Both the House and Senate finished debating bills before turnaround day, which was Tuesday. From this point on in the House, only Senate bills, or blessed bills, will be able to see action in the coming week in House committees.
A brief explanation again as to what that means. Only Senate bills will be worked in the House, but the exceptions are the so-called blessed bills. Those House bills that have touched either the Appro?priations, Federal and State Affairs or Taxation committees are blessed, so they can continue to be worked on in House committees and eventually pass across the House floor.
Several issues have come along that may be of interest. First, there was a proposal to call an Article V Convention of States. What that means is that there are those who would like to call a Constitutional Convention to amend the U.S. Constitu?tion to require the federal government to have a balanced budget. It is a statement calling the federal government on the carpet for malfeasance.
Long story short, the bill required a super majority of 84 votes and only received 77.
Another bill was to formalize the budget passed last week by withholding some of the state payments to KPERS death and disability. If that sounds backward, it is. That was included in the budget but needed to be passed as separate legislation. It passed with some opposition.
If it had not passed, the budget would need further adjustment later in the session when the omnibus budget comes along. The omnibus budget is the one that includes all funds and is done later in the session after revenue estimates are finished later in April.
Changing the noxious weed law to make it more responsive to a noxious weed outbreak passed the House. This bill gives most of the authority to the secretary of agriculture, along with an advisory committee, to identify and begin treatment of new identified species.
It also puts quite a bit of the responsibility to identify and treat weeds on the counties. Oftentimes the identified noxious weeds are brought to the state as ornamental plants or in animal feed and hay.
Because of a very active corrections and juvenile justice committee quite a few bills come up that recodify, or modernize, laws in regard to the jails and courts. In some cases the sentencing chart or guidelines are adjusted and possibly even the length of prison stay may be adjusted.

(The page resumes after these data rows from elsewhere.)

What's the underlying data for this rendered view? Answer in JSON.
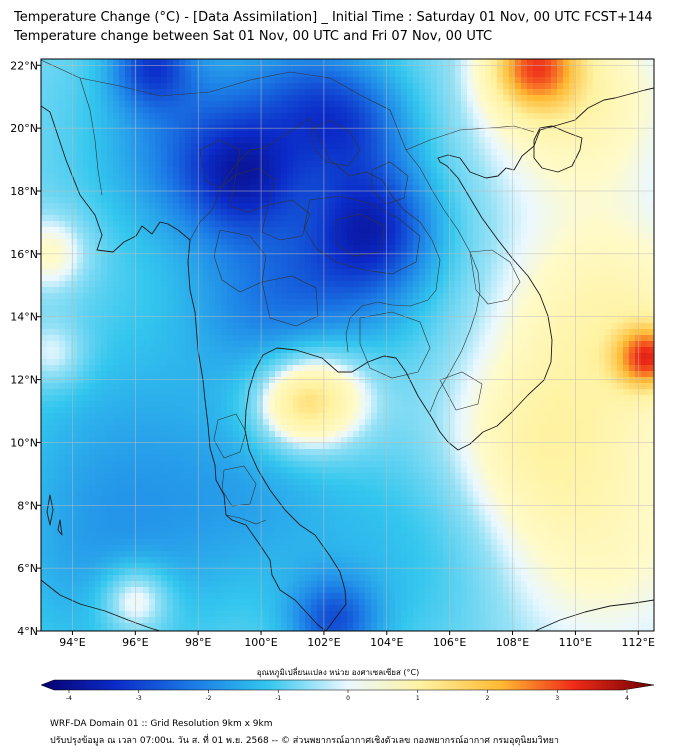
{
  "title_line1": "Temperature Change (°C) - [Data Assimilation] _ Initial Time : Saturday 01 Nov, 00 UTC FCST+144",
  "title_line2": "Temperature change between Sat 01 Nov, 00 UTC and Fri 07 Nov, 00 UTC",
  "axes": {
    "lon_ticks": [
      "94°E",
      "96°E",
      "98°E",
      "100°E",
      "102°E",
      "104°E",
      "106°E",
      "108°E",
      "110°E",
      "112°E"
    ],
    "lat_ticks": [
      "22°N",
      "20°N",
      "18°N",
      "16°N",
      "14°N",
      "12°N",
      "10°N",
      "8°N",
      "6°N",
      "4°N"
    ],
    "lon_range": [
      93,
      112.5
    ],
    "lat_range": [
      4,
      22.2
    ]
  },
  "colorbar": {
    "label": "อุณหภูมิเปลี่ยนแปลง หน่วย องศาเซลเซียส (°C)",
    "ticks": [
      "-4",
      "-3",
      "-2",
      "-1",
      "0",
      "1",
      "2",
      "3",
      "4"
    ],
    "range": [
      -4,
      4
    ]
  },
  "field_features": [
    {
      "lon": 96.5,
      "lat": 22.0,
      "value": -2.2,
      "spread": 0.9
    },
    {
      "lon": 98.0,
      "lat": 19.5,
      "value": -1.9,
      "spread": 2.2
    },
    {
      "lon": 99.5,
      "lat": 18.4,
      "value": -2.0,
      "spread": 1.3
    },
    {
      "lon": 103.0,
      "lat": 20.0,
      "value": -1.8,
      "spread": 1.4
    },
    {
      "lon": 103.6,
      "lat": 16.9,
      "value": -2.5,
      "spread": 1.4
    },
    {
      "lon": 102.5,
      "lat": 15.0,
      "value": -1.4,
      "spread": 2.0
    },
    {
      "lon": 100.0,
      "lat": 14.5,
      "value": -1.2,
      "spread": 1.8
    },
    {
      "lon": 101.5,
      "lat": 21.0,
      "value": -1.5,
      "spread": 1.5
    },
    {
      "lon": 96.0,
      "lat": 10.0,
      "value": -1.0,
      "spread": 3.0
    },
    {
      "lon": 95.0,
      "lat": 6.0,
      "value": -1.0,
      "spread": 2.5
    },
    {
      "lon": 102.3,
      "lat": 4.3,
      "value": -2.2,
      "spread": 1.0
    },
    {
      "lon": 105.0,
      "lat": 6.5,
      "value": -0.9,
      "spread": 2.5
    },
    {
      "lon": 100.0,
      "lat": 8.0,
      "value": -0.8,
      "spread": 2.0
    },
    {
      "lon": 102.0,
      "lat": 11.5,
      "value": 1.6,
      "spread": 1.2
    },
    {
      "lon": 101.0,
      "lat": 11.2,
      "value": 1.2,
      "spread": 1.0
    },
    {
      "lon": 108.7,
      "lat": 22.0,
      "value": 2.8,
      "spread": 1.0
    },
    {
      "lon": 110.0,
      "lat": 21.0,
      "value": 1.3,
      "spread": 2.2
    },
    {
      "lon": 112.3,
      "lat": 12.7,
      "value": 2.8,
      "spread": 0.7
    },
    {
      "lon": 111.0,
      "lat": 14.0,
      "value": 1.3,
      "spread": 2.5
    },
    {
      "lon": 110.5,
      "lat": 7.0,
      "value": 1.0,
      "spread": 3.0
    },
    {
      "lon": 108.5,
      "lat": 10.0,
      "value": 0.8,
      "spread": 2.0
    },
    {
      "lon": 93.3,
      "lat": 16.0,
      "value": 1.0,
      "spread": 0.9
    },
    {
      "lon": 93.4,
      "lat": 12.8,
      "value": 0.8,
      "spread": 0.8
    },
    {
      "lon": 96.0,
      "lat": 5.0,
      "value": 1.5,
      "spread": 0.8
    }
  ],
  "footer_line1": "WRF-DA Domain 01 :: Grid Resolution 9km x 9km",
  "footer_line2": "ปรับปรุงข้อมูล ณ เวลา 07:00น. วัน ส. ที่ 01 พ.ย. 2568 -- © ส่วนพยากรณ์อากาศเชิงตัวเลข กองพยากรณ์อากาศ กรมอุตุนิยมวิทยา"
}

There is some concern that the state is running low on prison space, so if the sentencing grid is adjusted, certain prisoners may be eligible for probation or release earlier, freeing up some space.
Some of the issues before turnaround have been controversial, but many of the issues have not. Issues like education standards and possible further adjustments to the budget will return or likely come up in the second half of session.
It is understood that the legislative process can be difficult to follow, but continue to pay attention and feel free to ask if you have questions. I want to remind people that the second half of session goes by much quicker, but also remember that most issues are not yet resolved, and will not be until first adjournment scheduled for March 25.
Rep. Don Schroeder represents District 74, which includes much of the southern half of Marion County.